Product Images Losartan Potassium
View Photos of Packaging, Labels & Appearance
Product Label Images
The following 6 images provide visual information about the product associated with Losartan Potassium NDC 68788-4007 by Preferred Pharmaceuticals Inc., such as packaging, labeling, and the appearance of the drug itself. This resource could be helpful for medical professionals, pharmacists, and patients seeking to verify medication information and ensure they have the correct product.
Figure 1 - spl image2 figure1

This text provides information on a clinical study involving Atenolol and Losartan Potassium. It mentions the percentage of patients reaching the primary endpoint, an adjusted risk reduction of 13% with a p-value of 0.021. The timeline of the study is also indicated, with the months labeled from 0 to 66.*
Figure 2 - spl image3 figure2

This text provides information comparing the risk reduction of Atenolol and Losartan Potassium, with an adjusted risk reduction of 25% and a p-value of 0.001. It also shows the percentage of patients with fatal/non-fatal stroke across different study months from 6 to 66.*
Figure 3 - spl image4 figure3

This text provides data on primary endpoint events within demographic subgroups from a study comparing the efficacy of Losartan Potassium and Atenolol in preventing stroke (fatal/non-fatal). The demographic subgroups analyzed include age, gender, race, presence of isolated systolic hypertension (ISH), diabetes, and history of cardiovascular disease (CVD). The results are presented in terms of event rates, hazard ratios, and confidence intervals. The study adjusted for baseline Framingham risk score and left ventricular hypertrophy levels. The sample sizes for each subgroup are represented proportionally by symbols.*
Figure 4 - spl image5 figure4

This is a graph showing the percentage of patients with an event over a period of 48 months for Losartan Potassium compared to a Placebo.

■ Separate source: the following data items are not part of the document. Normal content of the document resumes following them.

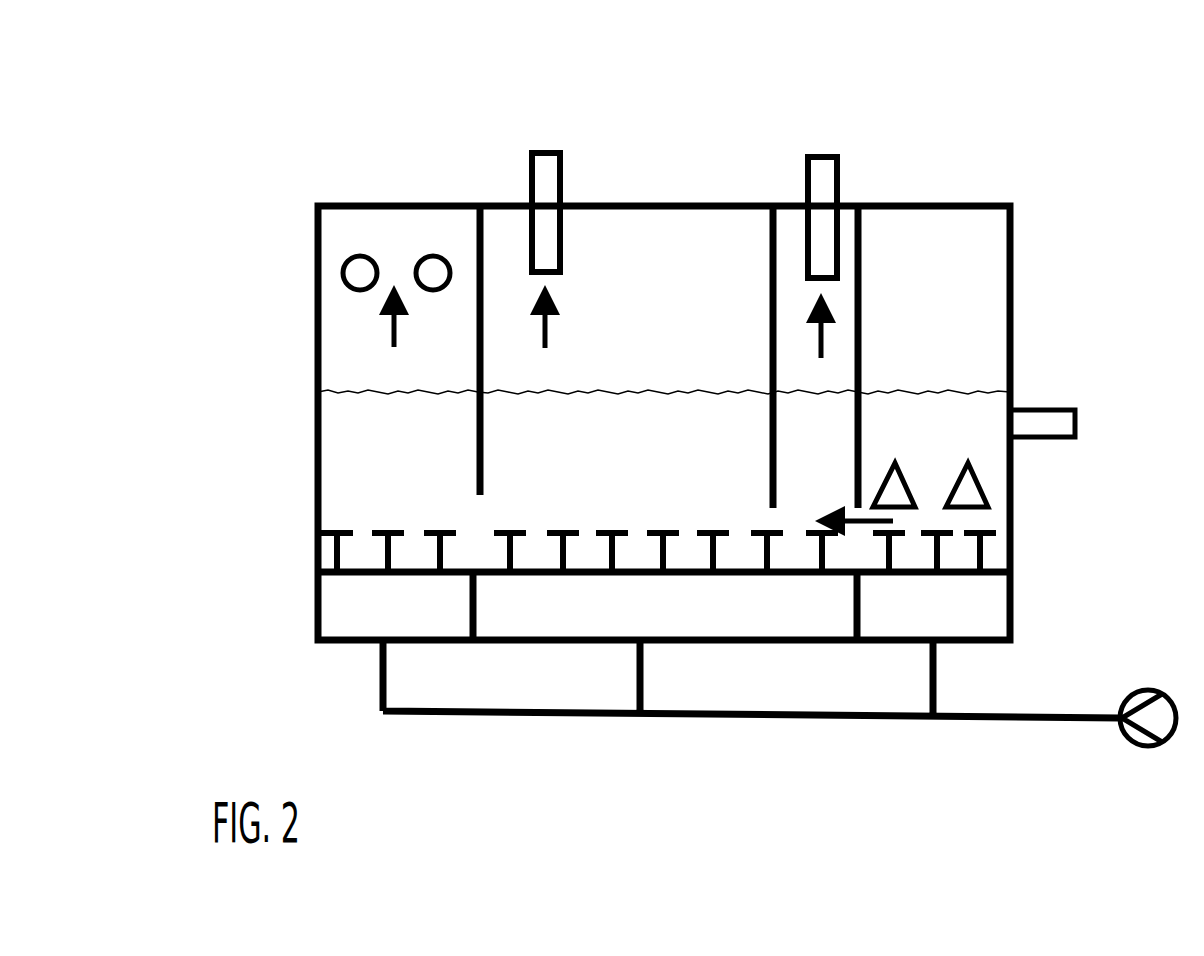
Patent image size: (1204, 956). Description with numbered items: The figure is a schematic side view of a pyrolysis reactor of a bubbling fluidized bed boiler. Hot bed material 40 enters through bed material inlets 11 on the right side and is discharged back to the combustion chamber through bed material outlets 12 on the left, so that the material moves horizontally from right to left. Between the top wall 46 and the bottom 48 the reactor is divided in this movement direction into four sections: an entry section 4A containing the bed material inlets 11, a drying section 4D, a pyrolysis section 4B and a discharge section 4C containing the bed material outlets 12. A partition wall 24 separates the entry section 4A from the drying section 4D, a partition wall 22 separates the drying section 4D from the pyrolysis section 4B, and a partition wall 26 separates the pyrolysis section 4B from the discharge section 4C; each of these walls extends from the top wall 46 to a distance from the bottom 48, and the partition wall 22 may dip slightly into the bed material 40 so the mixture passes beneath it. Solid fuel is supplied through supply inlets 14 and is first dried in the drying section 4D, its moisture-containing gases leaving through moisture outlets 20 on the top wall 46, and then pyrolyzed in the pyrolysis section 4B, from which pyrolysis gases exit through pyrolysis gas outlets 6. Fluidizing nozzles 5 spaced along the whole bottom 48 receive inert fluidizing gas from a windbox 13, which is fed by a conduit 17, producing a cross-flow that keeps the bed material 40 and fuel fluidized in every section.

The top wall 46 is at (621, 203).
The fluidizing nozzles 5 is at (330, 558).
The bottom 48 is at (372, 574).
The windbox 13 is at (890, 628).
The conduit 17 is at (1035, 722).
The partition wall 26 is at (477, 244).
The partition wall 22 is at (771, 270).
The partition wall 24 is at (862, 347).
The pyrolysis gas outlets 6 is at (543, 187).
The moisture outlets 20 is at (827, 170).
The bed material outlets 12 is at (347, 272).
The entry section 4A is at (963, 380).
The pyrolysis section 4B is at (680, 260).
The discharge section 4C is at (352, 473).
The drying section 4D is at (847, 340).
The bed material 40 is at (388, 438).
The supply inlets 14 is at (1075, 418).
The bed material inlets 11 is at (980, 490).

The risk reduction is calculated to be 16.1% with a statistically significant p-value of 0.022.*
* The product label images have been analyzed using a combination of traditional computing and machine learning techniques. It should be noted that the descriptions provided may not be entirely accurate as they are experimental in nature. Use the information in this page at your own discretion and risk.